Designed to very closely resemble the behaviour and the endpoints of a n-API so that services can be built that are able to work either directly with a single n-API or with an f-API.

Neurobagel configuration file

Also known as the nb_config.ini.

The user-defined INI configuration file for a Neurobagel deployment. Each Neurobagel service has a uniquely named section header, where you can set variables that will configure the behaviour of the associated service (e.g., [service:node-api] defines configuration options for the Neurobagel node API).

Additional sections are available for configuring global options rather than a specific service, such as [compose] for the overall Docker Compose service stack and [experimental] for enabling or disabling experimental settings.

For information on all available configuration options, see the Environment variables reference.

Node API

Used interchangeably with: n-API

A Neurobagel "node" is a locally deployed service that holds information about data for one data owner who controls and manages the node.
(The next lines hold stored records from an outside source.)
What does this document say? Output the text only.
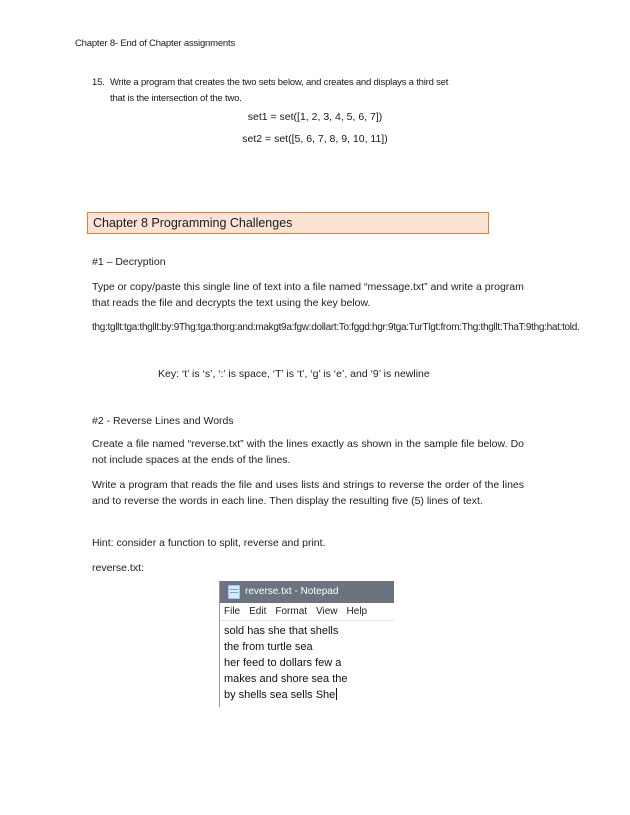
Chapter 8- End of Chapter assignments
15. Write a program that creates the two sets below, and creates and displays a third set
that is the intersection of the two.
set1 = set([1, 2, 3, 4, 5, 6, 7])
set2 = set([5, 6, 7, 8, 9, 10, 11])
Chapter 8 Programming Challenges
#1 – Decryption
Type or copy/paste this single line of text into a file named “message.txt” and write a program that reads the file and decrypts the text using the key below.
thg:tgllt:tga:thgllt:by:9Thg:tga:thorg:and:makgt9a:fgw:dollart:To:fggd:hgr:9tga:TurTlgt:from:Thg:thgllt:ThaT:9thg:hat:told.
Key: ‘t’ is ‘s’, ‘:’ is space, ‘T’ is ‘t’, ‘g’ is ‘e’, and ‘9’ is newline
#2 - Reverse Lines and Words
Create a file named “reverse.txt” with the lines exactly as shown in the sample file below. Do not include spaces at the ends of the lines.
Write a program that reads the file and uses lists and strings to reverse the order of the lines and to reverse the words in each line. Then display the resulting five (5) lines of text.
Hint: consider a function to split, reverse and print.
reverse.txt:
reverse.txt - Notepad
File Edit Format View Help
sold has she that shells
the from turtle sea
her feed to dollars few a
makes and shore sea the
by shells sea sells She
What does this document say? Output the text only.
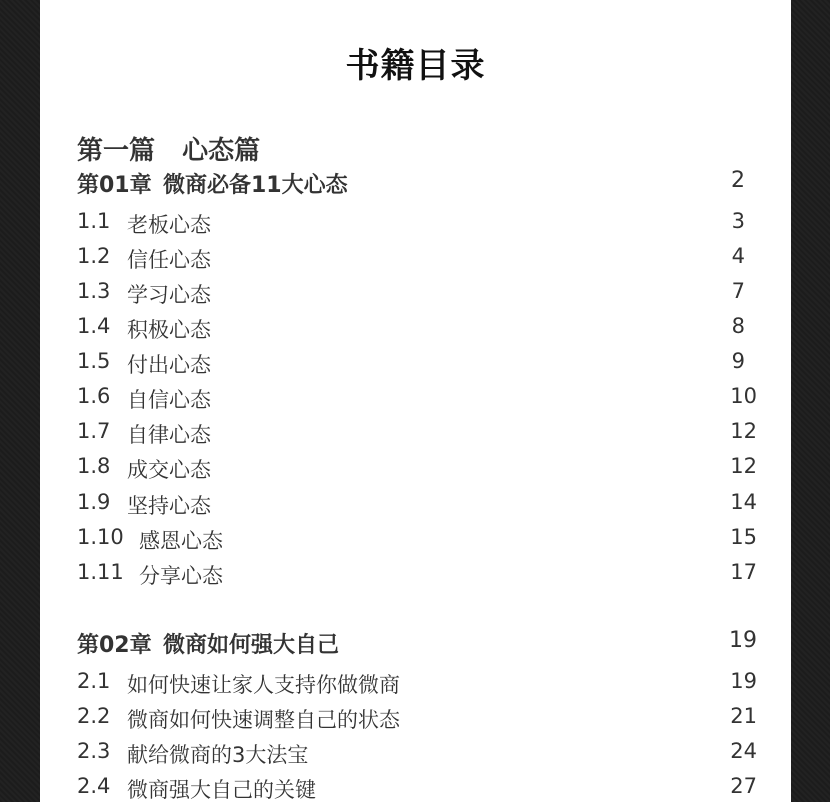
书籍目录
第一篇 心态篇
第01章 微商必备11大心态	2
1.1 老板心态	3
1.2 信任心态	4
1.3 学习心态	7
1.4 积极心态	8
1.5 付出心态	9
1.6 自信心态	10
1.7 自律心态	12
1.8 成交心态	12
1.9 坚持心态	14
1.10 感恩心态	15
1.11 分享心态	17
第02章 微商如何强大自己	19
2.1 如何快速让家人支持你做微商	19
2.2 微商如何快速调整自己的状态	21
2.3 献给微商的3大法宝	24
2.4 微商强大自己的关键	27
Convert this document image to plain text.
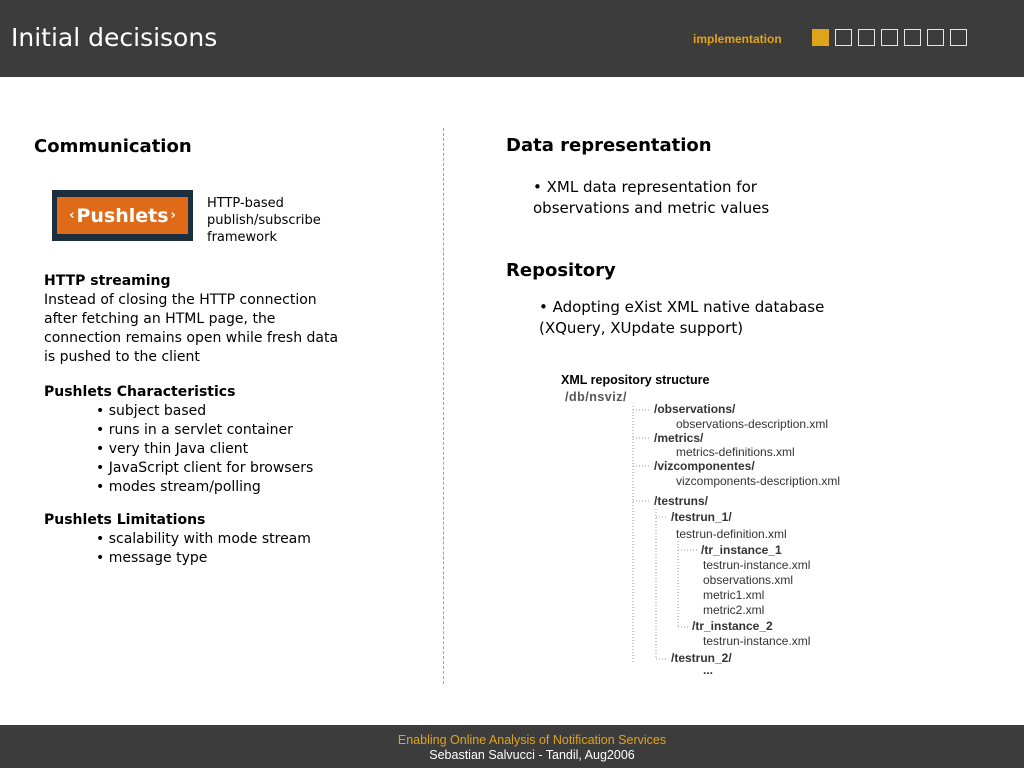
Initial decisisons	implementation
Communication
‹ Pushlets ›
HTTP-based
publish/subscribe
framework
HTTP streaming
Instead of closing the HTTP connection
after fetching an HTML page, the
connection remains open while fresh data
is pushed to the client
Pushlets Characteristics
• subject based
• runs in a servlet container
• very thin Java client
• JavaScript client for browsers
• modes stream/polling
Pushlets Limitations
• scalability with mode stream
• message type
Data representation
• XML data representation for
observations and metric values
Repository
• Adopting eXist XML native database
(XQuery, XUpdate support)
XML repository structure
/db/nsviz/
/observations/
observations-description.xml
/metrics/
metrics-definitions.xml
/vizcomponentes/
vizcomponents-description.xml
/testruns/
/testrun_1/
testrun-definition.xml
/tr_instance_1
testrun-instance.xml
observations.xml
metric1.xml
metric2.xml
/tr_instance_2
testrun-instance.xml
/testrun_2/
...
Enabling Online Analysis of Notification Services
Sebastian Salvucci - Tandil, Aug2006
A node has two core components:

a graph backend to store the harmonised data for querying
a RESTful node API that exposes query endpoints for users or programs to send queries and retrieve results

One important purpose of the n-API is to act as a barrier between the user and the graph backend so that the user cannot execute arbitrary queries on the graph, and the data owner can control how detailed the query responses should be.

Tabular data

Used interchangeably with: phenotypic data: Tabular text files (e.g., .tsv or .csv) that contain information about participants such as their demographic information or data from cognitive or clinical assessments they have completed. We often refer to this information as phenotypic data because they describe observable characteristics of the participant.

TSV

A Tab-Separated Values (TSV) file has the .tsv extension and is a plain text file structured as a table, where values belonging to different columns are separated by a single tab character (\t). Each column represents a field of interest, and each row represents a single datapoint. The first line of the file (the header) contains the names of each column.

A valid TSV should also follow some common formatting guidelines:

Each line must contain the same number of tab-separated fields (columns), even if some are empty
Column names must be unique (no duplicates)
Do not include completely blank rows or columns
Avoid leading or trailing spaces in column names and values

Most spreadsheet software (e.g., Microsoft Excel, Google Sheets) will allow you to save a file as TSV (this webpage has guides on creating TSVs in common applications), but it is your responsibility to ensure that the file is well-structured according to TSV formatting conventions.